SULLIVAN, J.P., ELLERIN, NARDELLI, SWEENY, JJ. Law Offices of Allan H. Carlin, New York (Allan H. Carlin of counsel), for appellant. Donald J. Weiss, Brooklyn, for respondent.

Order, Supreme Court, New York County (Edward H. Lehner, J.), entered April 6, 2005, which, to the extent appealed from as limited by the briefs, granted defendant's motion to dismiss the complaint, unanimously reversed, on the law, with costs, the motion denied and the complaint reinstated.

Plaintiff's property at 48-56 Tenth Avenue borders defendant's property at 450-456 West 14th Street.   Plaintiff has an exclusive use easement over defendant's property that provides the only access from the rear of its premises to West 14th Street.   The easement agreement provides that the easement will exist “for so long as the business of dealing in meats, meat products or other food products is carried on in the [48-56 Tenth Avenue] premises.”   In or about March 2000, plaintiff's premises were damaged by fire, to the extent that they must be reconstructed.   By letter dated December 8, 2004, plaintiff sought from defendant an acknowledgment in writing that the operation of a food service business such as a restaurant would be consistent with the continued existence of the easement.

When defendant did not respond, plaintiff instituted this action seeking a judgment declaring that the operation of a food service business such as a restaurant would be consistent with the continued existence of the easement.   Defendant moved to dismiss the complaint for failure to state a cause of action.   The motion court dismissed the action on the ground that since there is no building at the premises and no lease for any space in the building that may be constructed, there is no pending controversy and it would be inappropriate for the court to issue an advisory opinion.

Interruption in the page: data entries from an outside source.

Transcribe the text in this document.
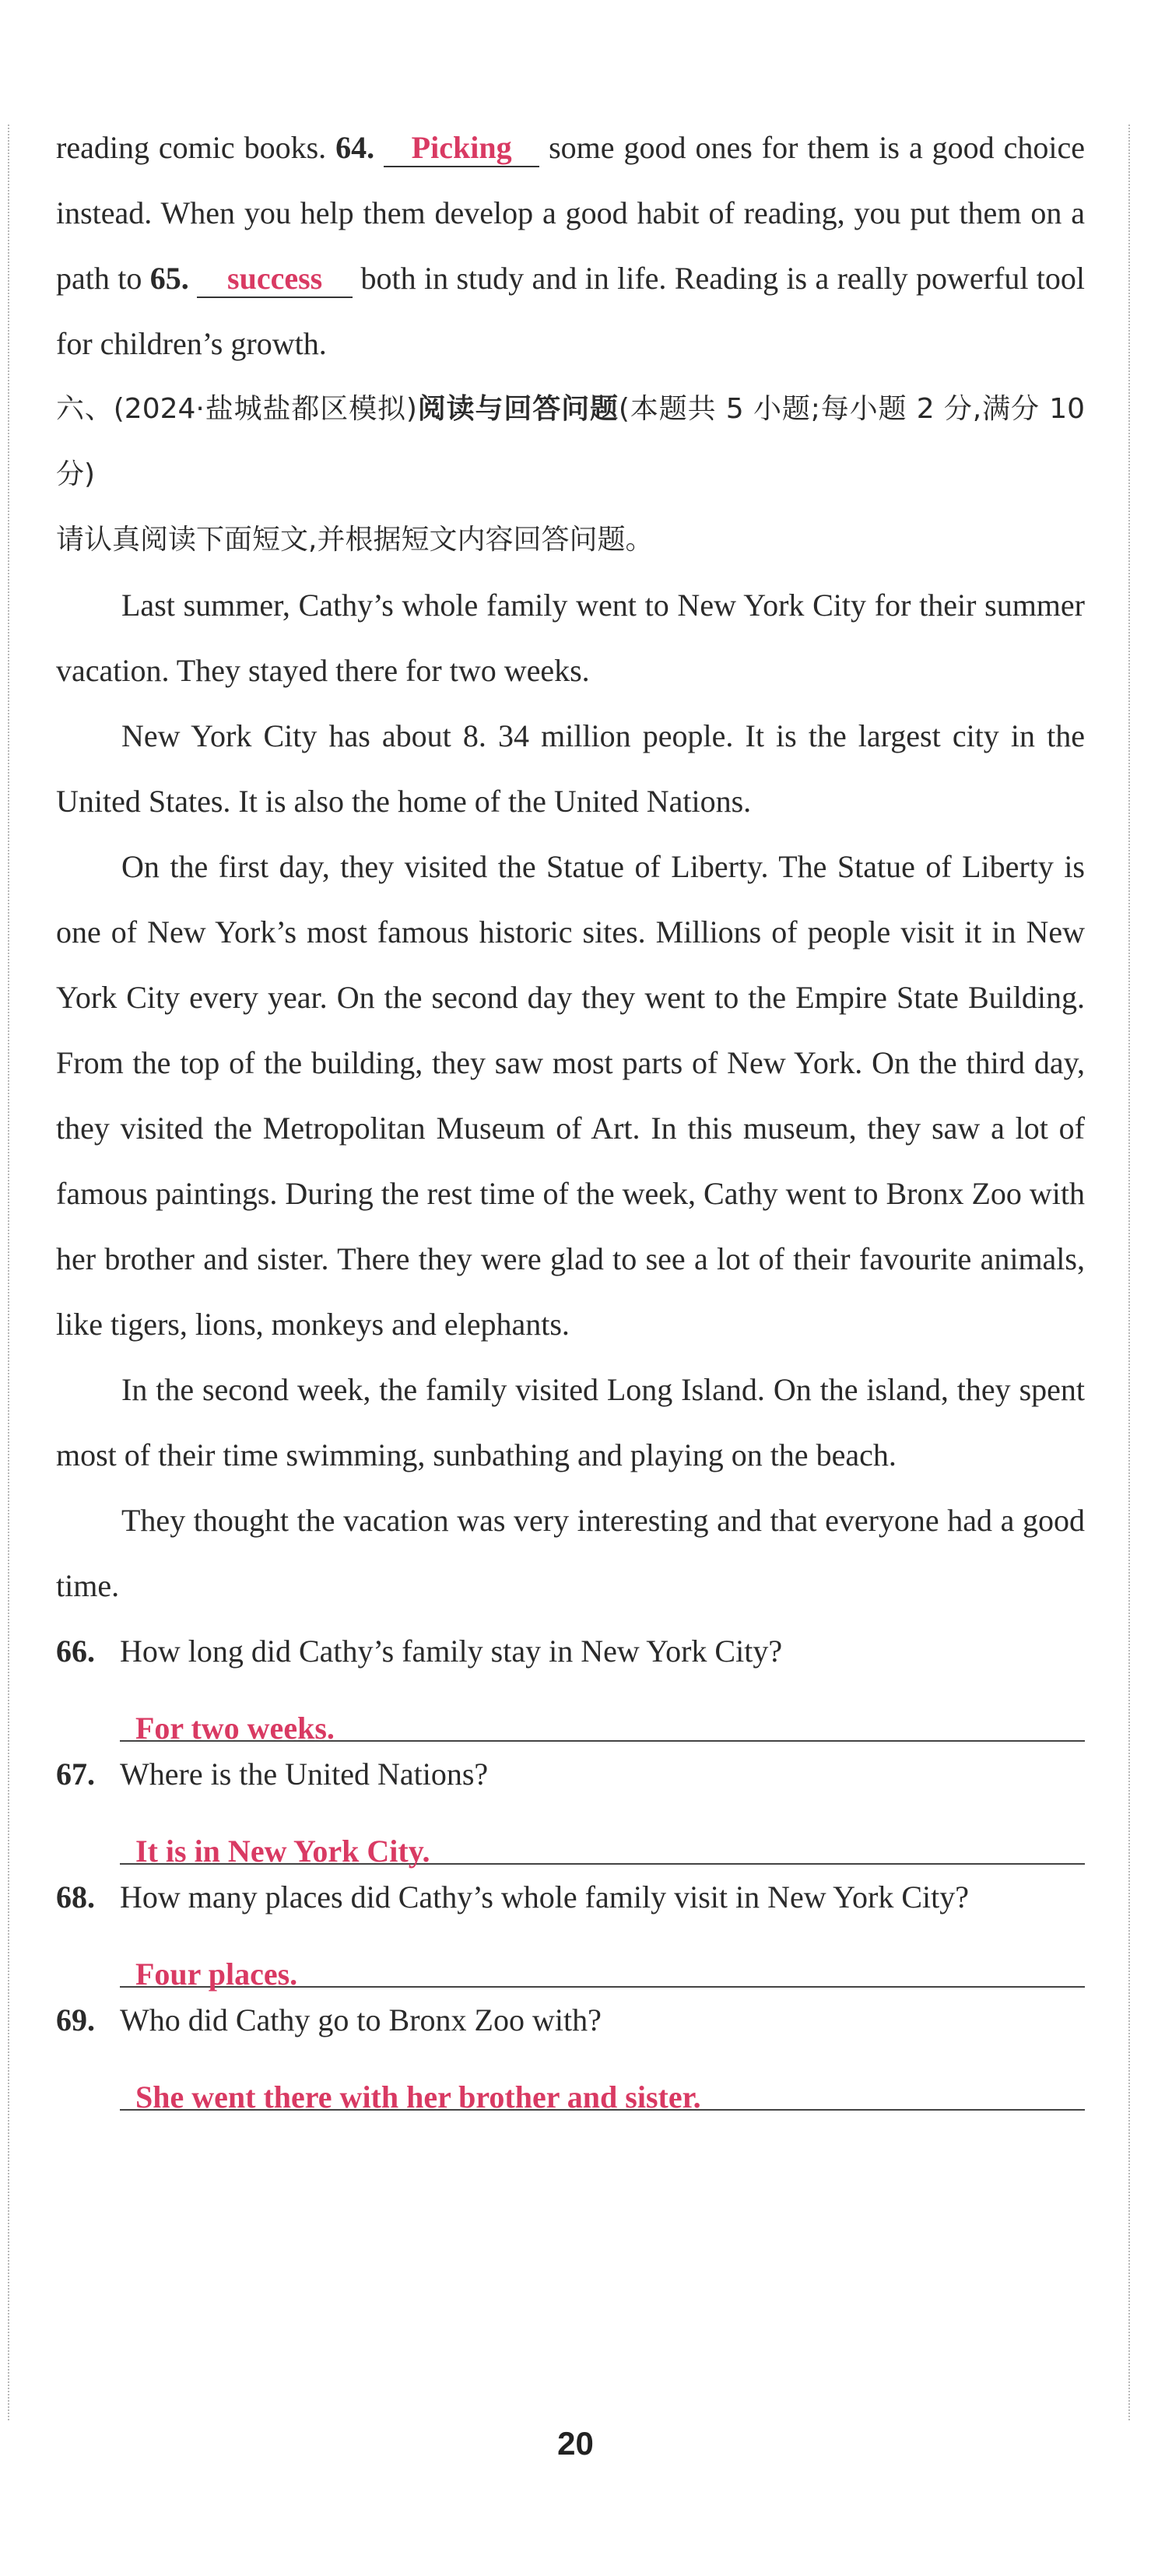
reading comic books. 64. Picking some good ones for them is a good choice instead. When you help them develop a good habit of reading, you put them on a path to 65. success both in study and in life. Reading is a really powerful tool for children’s growth.

六、(2024·盐城盐都区模拟)阅读与回答问题(本题共 5 小题;每小题 2 分,满分 10 分)

请认真阅读下面短文,并根据短文内容回答问题。

Last summer, Cathy’s whole family went to New York City for their summer vacation. They stayed there for two weeks.

New York City has about 8. 34 million people. It is the largest city in the United States. It is also the home of the United Nations.

On the first day, they visited the Statue of Liberty. The Statue of Liberty is one of New York’s most famous historic sites. Millions of people visit it in New York City every year. On the second day they went to the Empire State Building. From the top of the building, they saw most parts of New York. On the third day, they visited the Metropolitan Museum of Art. In this museum, they saw a lot of famous paintings. During the rest time of the week, Cathy went to Bronx Zoo with her brother and sister. There they were glad to see a lot of their favourite animals, like tigers, lions, monkeys and elephants.

In the second week, the family visited Long Island. On the island, they spent most of their time swimming, sunbathing and playing on the beach.

They thought the vacation was very interesting and that everyone had a good time.

66. How long did Cathy’s family stay in New York City?

For two weeks.

67. Where is the United Nations?

It is in New York City.

68. How many places did Cathy’s whole family visit in New York City?

Four places.

69. Who did Cathy go to Bronx Zoo with?

She went there with her brother and sister.
20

 A request for a declaratory judgment is premature if the future event is beyond the control of the parties and may never occur (New York Pub. Interest Research Group v. Carey, 42 N.Y.2d 527, 531, 399 N.Y.S.2d 621, 369 N.E.2d 1155 [1977] ).   However, that is not the case here.   Plaintiff alleges that it desires to use the premises to realize the highest possible rental income and that it intends to pursue food service businesses such as restaurants as prospective tenants, but that it cannot reconstruct the premises for use as a restaurant without knowing whether such use would place the continued existence of the easement in jeopardy.   Here, “where the future event is an act contemplated by one of the parties, it is assumed that the parties will act in accordance with the law and thus the court's determination will have the immediate and practical effect of influencing their conduct” (id. at 530-531, 399 N.Y.S.2d 621, 369 N.E.2d 1155;  see e.g. M & A Oasis, Inc. v. MTM Assoc., 307 A.D.2d 872, 872, 764 N.Y.S.2d 9 [2003] [cause of action for declaration properly allowed because “while the making of an offer by a third party for the Property is beyond defendants' control, defendants' reaction to the offer is not, and ․ defendants' past conduct creates doubt as to what their reaction will be”] ).